22 February 2008 – South Africa’s minister of finance, Trevor Manuel announced a US$7.8 billion allocation, over the next five years, to Eskom’s Capex plans in his budget speech this week.

Trevor Manuel

South African minister of
finance, Trevor Manuel

The minister stressed that it was important for that "the House should record and the nation needs to know that this is not a grant. The return on an investment in power generation is very long term, and the repayment of debt must be similarly deferred. But we would not be supporting these investments if we were not confident that they are economically and financially viable."

Eskom’s capital expansion plans for the next five years are estimated to cost US$44 billion, broken down as follows:

  • 73 % to additional generation capacity
  • 12 % for transmission
  • 10% for distribution

Manuel told Parliament that Eskom’s current tariff structure was too low to support the required borrowing, and would put the utility’s balance sheet ‘under some stress’.

He further announced that government would put aside US$258 million for programmes supporting energy efficiency, "generation from renewable sources, installation of electricity-saving devices and co-generation projects".

Extracts from the minister’s speech relating to Eskom and electricity can be found below:

"Over the next five years Eskom’s capital expansion plans will amount to R343 billion, with about 73 per cent earmarked for power generation projects. The return-to-service of previously mothballed power-stations, Camden, Grootvlei and Komati, will add a combined 3 677MW of generating capacity by 2011 and other smaller projects will produce about 2 000 MW. Two major new coal-fired plants, Medupi in Lephalale and Bravo near Witbank, will each cost in excess of R80 billion and produce about 4 500 MW each. To improve transmission capacity, Eskom is strengthening the Cape grid, and building new lines from Majuba to KwaZulu-Natal.

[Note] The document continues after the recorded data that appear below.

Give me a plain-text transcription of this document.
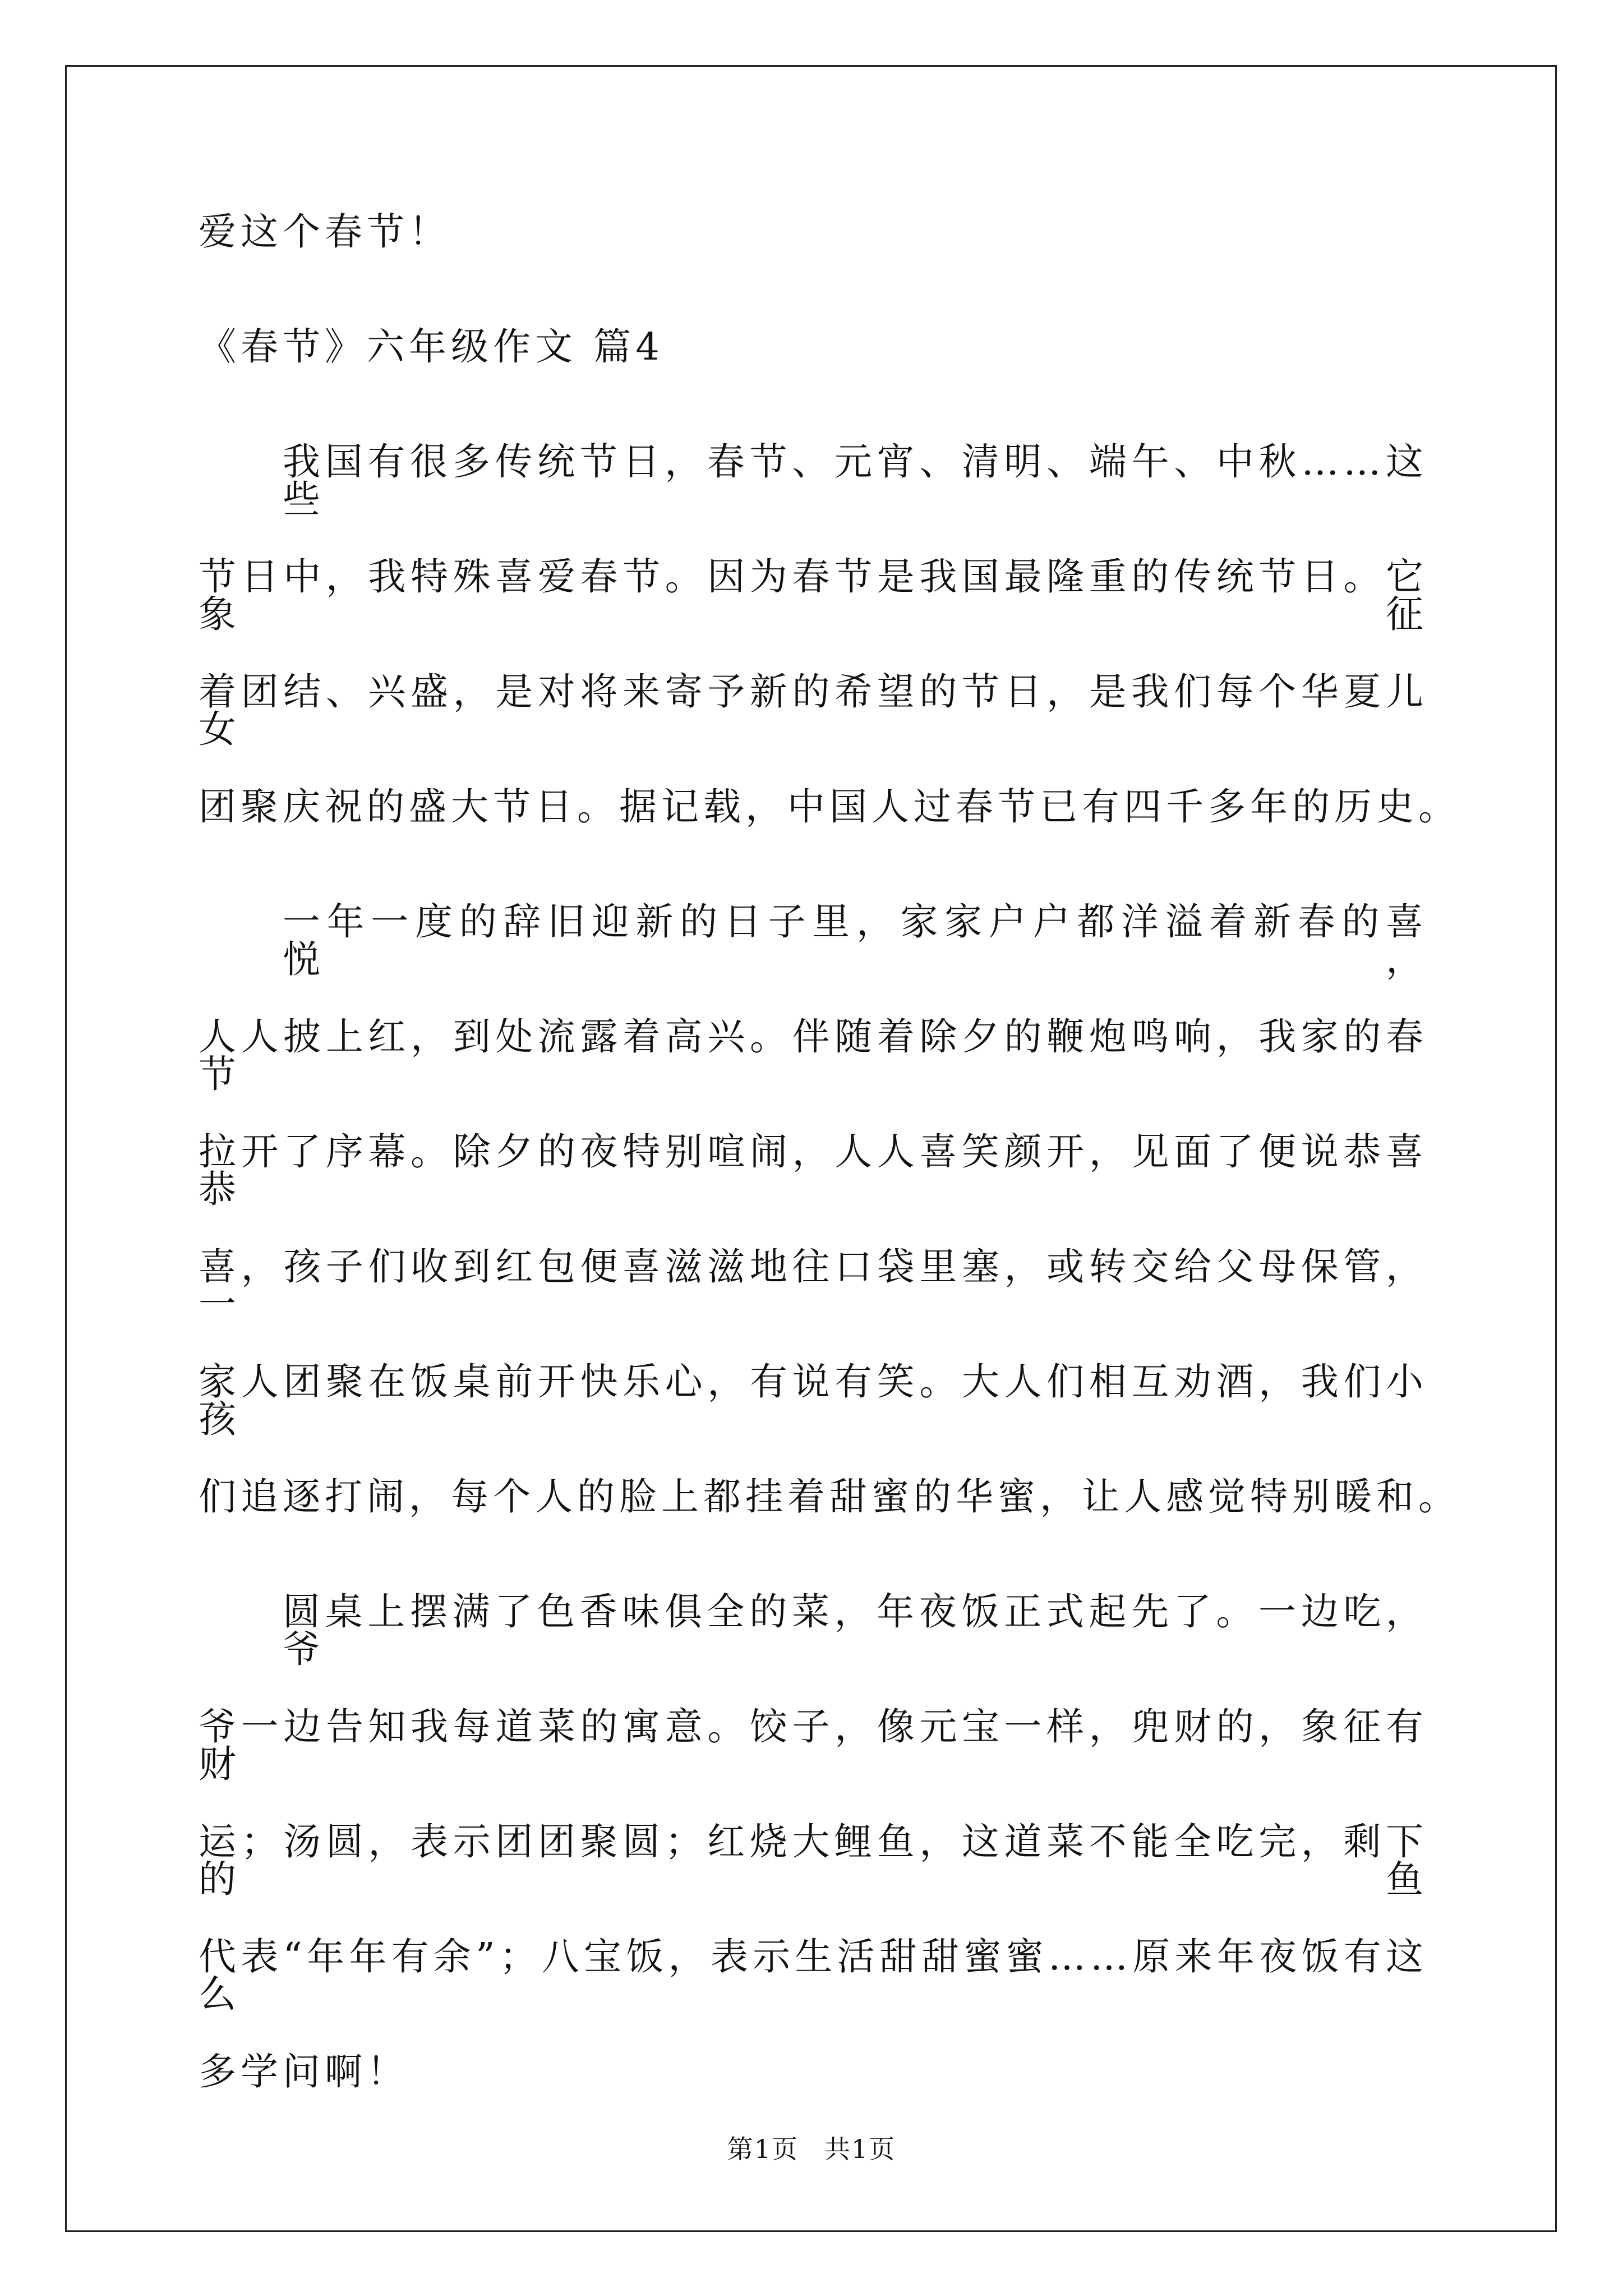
爱这个春节！
《春节》六年级作文 篇4
我国有很多传统节日，春节、元宵、清明、端午、中秋……这些
节日中，我特殊喜爱春节。因为春节是我国最隆重的传统节日。它象征
着团结、兴盛，是对将来寄予新的希望的节日，是我们每个华夏儿女
团聚庆祝的盛大节日。据记载，中国人过春节已有四千多年的历史。
一年一度的辞旧迎新的日子里，家家户户都洋溢着新春的喜悦，
人人披上红，到处流露着高兴。伴随着除夕的鞭炮鸣响，我家的春节
拉开了序幕。除夕的夜特别喧闹，人人喜笑颜开，见面了便说恭喜恭
喜，孩子们收到红包便喜滋滋地往口袋里塞，或转交给父母保管，一
家人团聚在饭桌前开快乐心，有说有笑。大人们相互劝酒，我们小孩
们追逐打闹，每个人的脸上都挂着甜蜜的华蜜，让人感觉特别暖和。
圆桌上摆满了色香味俱全的菜，年夜饭正式起先了。一边吃，爷
爷一边告知我每道菜的寓意。饺子，像元宝一样，兜财的，象征有财
运；汤圆，表示团团聚圆；红烧大鲤鱼，这道菜不能全吃完，剩下的鱼
代表“年年有余”；八宝饭，表示生活甜甜蜜蜜……原来年夜饭有这么
多学问啊！
第1页 共1页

Let me express a word of thanks to 244 South Africans who have sent me advice on options for encouraging energy efficiency on building standards, subsidising solar powered geysers, supporting the replacement of incandescent light-bulbs or reducing unnecessary energy use, in government offices, in mines and factories, in ordinary homes. These are issues to which we will return once there has been time to absorb and assess reform options more fully. There are some competing perspectives to consider. There have been some appeals for financial assistance in purchasing electricity generators, for reasons we all understand. But several correspondents have also pointed out that subsidising fossil-fuel burning generators would send the wrong signal in the light of environmental considerations.

I mention this to illustrate, Madam Speaker, that careful thought needs to be given to the fiscal measures we adopt in response to short-term challenges. We have an opportunity over the decade ahead to shift the structure of our economy towards greater energy efficiency, and more responsible use of our natural resources and relevant resource-based knowledge and expertise. Our economic growth over the next decade and beyond cannot be built on the same principles and technologies, the same energy systems and the same transport modes, that we are familiar with today….

…. Financial support for Eskom

Eskom was initially structured as a non-profit utility to be financed entirely by debt. For the first seven years after it was formed in 1923, it was capitalised by government advances totalling £8 million, subsequently converted into treasury loans with terms of up to 40 years. The framework has changed since 2001 – Eskom is now a corporation owned by the state, and its tariffs are subject to oversight by an independent regulator. But the underlying principle throughout Eskom’s history has been that electricity users should bear the costs of its supply, with capital financed through retained earnings and debt on market-related terms. Our public expenditure on electrification has been explicitly targeted at subsidising the extension of supply to low-income consumers, and not at providing finance for the utility itself.

Now that Eskom once again has a major investment programme to finance, its capital should again mainly be raised through debt, and paid for by users over the course of time through appropriately structured tariffs.

However, Eskom’s tariffs were steadily reduced in real terms during the 1980s and 1990s, so that electricity prices in South Africa are now far lower than in any other comparable country, and well below full economic cost. The tariff structure is now too low to support the required borrowing.

Over the next few years, while new power stations are being built and tariffs are steadily increased and revised to encourage efficient electricity use, Eskom’s balance sheet will be under some stress. It is therefore proposed that up to R60 billion should be provided to support the financing of Eskom’s investment programme, on terms structured to assist in meeting cashflow requirements. Madam Speaker, the House should record and the nation needs to know that this is not a grant. The return on an investment in power generation is very long term, and the repayment of debt must be similarly deferred. But we would not be supporting these investments if we were not confident that they are economically and financially viable.

The amount of R60 billion will be required over the next five years, and we anticipate that about R20 billion will be drawn over the MTEF period ahead. This is provided for in the contingency reserve.

We are also setting aside R2 billion over the next three years to support programmes aimed at encouraging more efficient use of electricity, generation from renewable sources, installation of electricity-saving devices and co-generation projects. Intensive work over the next few months is needed to give content to these proposals, so that allocations for this year can be included in an Adjustments Appropriation.